= Rat torture =

Torture involving rats

Rat torture is the use of rats to torture a victim by encouraging them to attack and eat the victim alive.

== History ==
The "Rats Dungeon", or "Dungeon of the Rats", was a feature of the Tower of London alleged by Catholic writers from the Elizabethan era. "A cell below high-water mark and totally dark" would draw in rats from the River Thames as the tide flowed in. Prisoners would have their "alarm excited" and in some instances, have "flesh ... torn from the arms and legs".

During the Dutch Revolt, Diederik Sonoy, an ally of William the Silent, is documented to have placed a pottery bowl filled with rats open-side down on the naked body of a prisoner. When hot charcoal was piled on the bowl, the rats would "gnaw into the very bowels of the victim" in an attempt to escape the heat.

Rat torture appears in one of the case studies of Sigmund Freud. The Rat Man obsessed that his father and lady friend would be subjected to this torture.

Several South American military dictatorships used rat torture: in Brazil during the military dictatorship of 1964–1985, in Uruguay during the civic-military dictatorship of 1973–1985, in Chile during the dictatorship of Augusto Pinochet (1973–1990), in Argentina during the so-called National Reorganization Process (1976–1983). The report of CONADEP in Argentina detailed the use of a torture method known as "the recto-scope" which consisted of inserting living rats into a victim's rectum or vagina through a tube. Amnesty International documented the case of a woman tortured by the Chilean CNI (National Information Center, successor to the DINA) in 1981, who described being kept in a room full of live rats during interrogation.

Serial killer Richard Kuklinski alleged in a series of interviews that one of his preferred methods of murder was to tie up a victim and leave them in a cave overnight so they could be eaten alive by rats. He would also leave a Super 8 camera in the cave to film the events. Like many of Kuklinski's other claims, this has been disputed due to insufficient evidence.

On October 16, 2010, in Lakewood, New Jersey, David Wax and Judy Wax kidnapped Yisrael Bryskman and was threatened with rat torture unless he agreed to give his wife a get (Jewish divorce document). David Wax was sentenced to seven years imprisonment for conspiracy to commit kidnapping and Judy Wax was charged with misprision of a felony and was sentenced to two years of probation.

== In fiction ==
Rats are featured in the Edgar Allan Poe story The Pit and the Pendulum. The narrator lies on the rack and can only watch as a scythe swings back and forth, approaching closer each time, as rats swarm over his body. The narrator later manages to make the rats eat through the straps.

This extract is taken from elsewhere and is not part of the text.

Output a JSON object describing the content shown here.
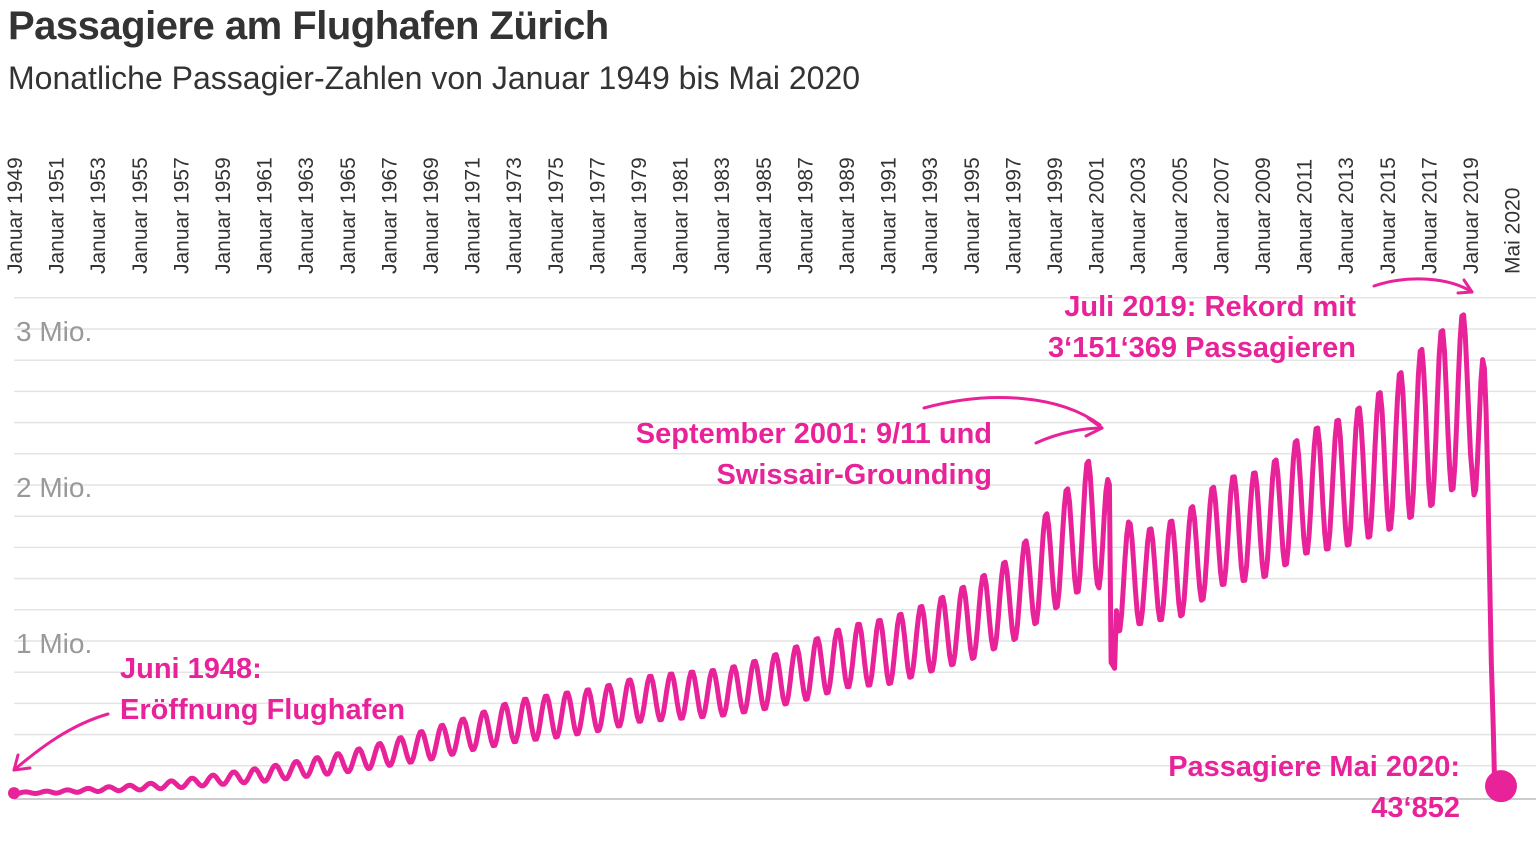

An account similar to the Sonoy torture appears in the 1899 Octave Mirbeau novel The Torture Garden, and psychologist Leonard Shengold has identified this as the possible source of the story that the Rat Man told Freud. Part of the book, an imaginary dialog between a torturer and a beautiful woman who is sexually excited by the accounts, is set in China.

The threat of rat torture occurs in Nineteen Eighty-Four. The central character, Winston Smith, is arrested by the Ministry of Love, and undergoes a process of mental reprogramming. The ministry imprisons him in Room 101 to finalize the reprogramming. Here, Winston must face his greatest fear: rats. A cage filled with hungry rats is placed over his head, their only source of food or escape being by eating their way through Winston's face. At this point, Winston breaks and begs for the method to be used on his lover Julia, a sign that he has finally broken.

In Bret Easton Ellis's novel American Psycho, Patrick Bateman inserts a starving rat into a kidnapped woman's vagina through a pipe.

In the 2003 film 2 Fast 2 Furious, a sequel to The Fast and The Furious, the main antagonist Carter Verone (Cole Hauser) uses rat torture to force a detective to allow his men to conduct their criminal enterprises unimpeded. He places a rat on the detective's stomach and encapsulates it inside a metal bucket. He then begins to heat the bucket using a blow torch to cause the rat stress, prompting it to try to escape. With no alternative, the rat starts to scratch the detective's stomach as it tries to burrow to escape the increasing heat inside the bucket. Once the detective agrees to Verone's demands, the bucket is removed, revealing an array of deep, bloody scratch marks.

Season 2 of the HBO dark fantasy series Game of Thrones from 2012 also uses rat torture by the Tickler on prisoners of Gregor Clegane in Harrenhal.

In the horror film Sinister 2, a snuff film titled "Sunday Service" depicts a family nailed to the floor of a church as rats are placed upon their bellies. Cups are tied on top to keep the rats in place. Hot coals are placed on the cups, encouraging the rats to burrow through the victims' chests to escape the heat.

In the film The Batman, the Riddler livestreams himself killing crooked Commissioner Pete Savage by strapping a device to Savage's head that forced rats from a maze to burrow their way into his face.

In the 2024 film Terrifier 3, there is a prolonged scene involving rats being forced down Jess's throat to eat her insides.